Structural Insights into PLCε: Discovery of an Integrated RA1 Domain and Novel Regulatory Elements

Phospholipase C (PLC) ε enzymes hydrolyze phosphatidylinositol lipids at cellular membranes to produce inositol phosphates (IPx) and diacylglycerol. These second messengers increase intracellular Ca2+ and activate protein kinase C, allowing PLCε to contribute to numerous processes in response to G protein‐coupled receptor and receptor tyrosine kinase activation. However, aberrant PLCε activity leads to cardiac hypertrophy and upregulation of oncogenic and inflammatory signaling pathways. PLCε shares a conserved core with other PLC enzymes, but contains additional regulatory domains at its N‐ and C‐termini that contribute to autoregulation, membrane association, and G protein‐dependent activation. However, the large size and conformational heterogeneity of this enzyme present formidable hurdles for high‐resolution structure determination.

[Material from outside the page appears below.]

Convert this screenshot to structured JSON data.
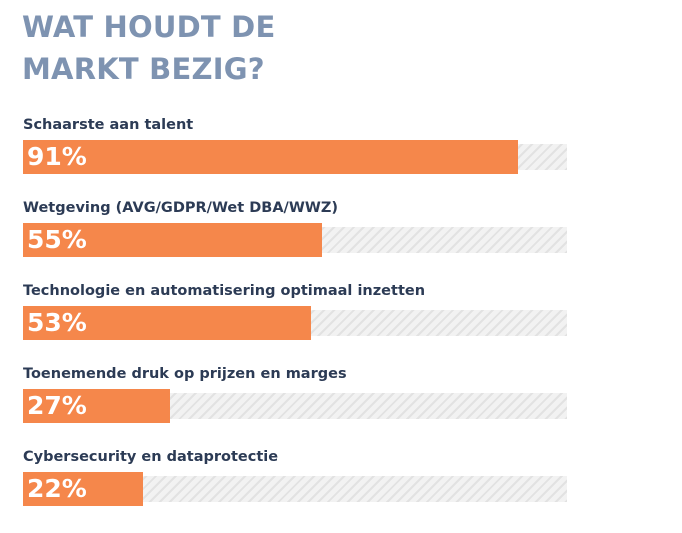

Here, we present the 2.7 Å structure of a catalytically active PLCε variant, spanning the EF3‐RA1 domains, providing the first structural insights into this subfamily. This structure reveals that the C‐terminal Ras association (RA) 1 domain forms extensive intramolecular interactions with the rest of the lipase. Using biochemical and cell‐based assays, we also identified two PLCε regulatory elements: a highly conserved amphipathic helix within the catalytic domain, and the linker connecting the RA1 domain to the core. We are now pursuing high‐resolution structures of larger fragments of PLCε using domain‐specific Fabs, with the goal of using structure‐guided drug discovery to identify modulators of this critical enzyme.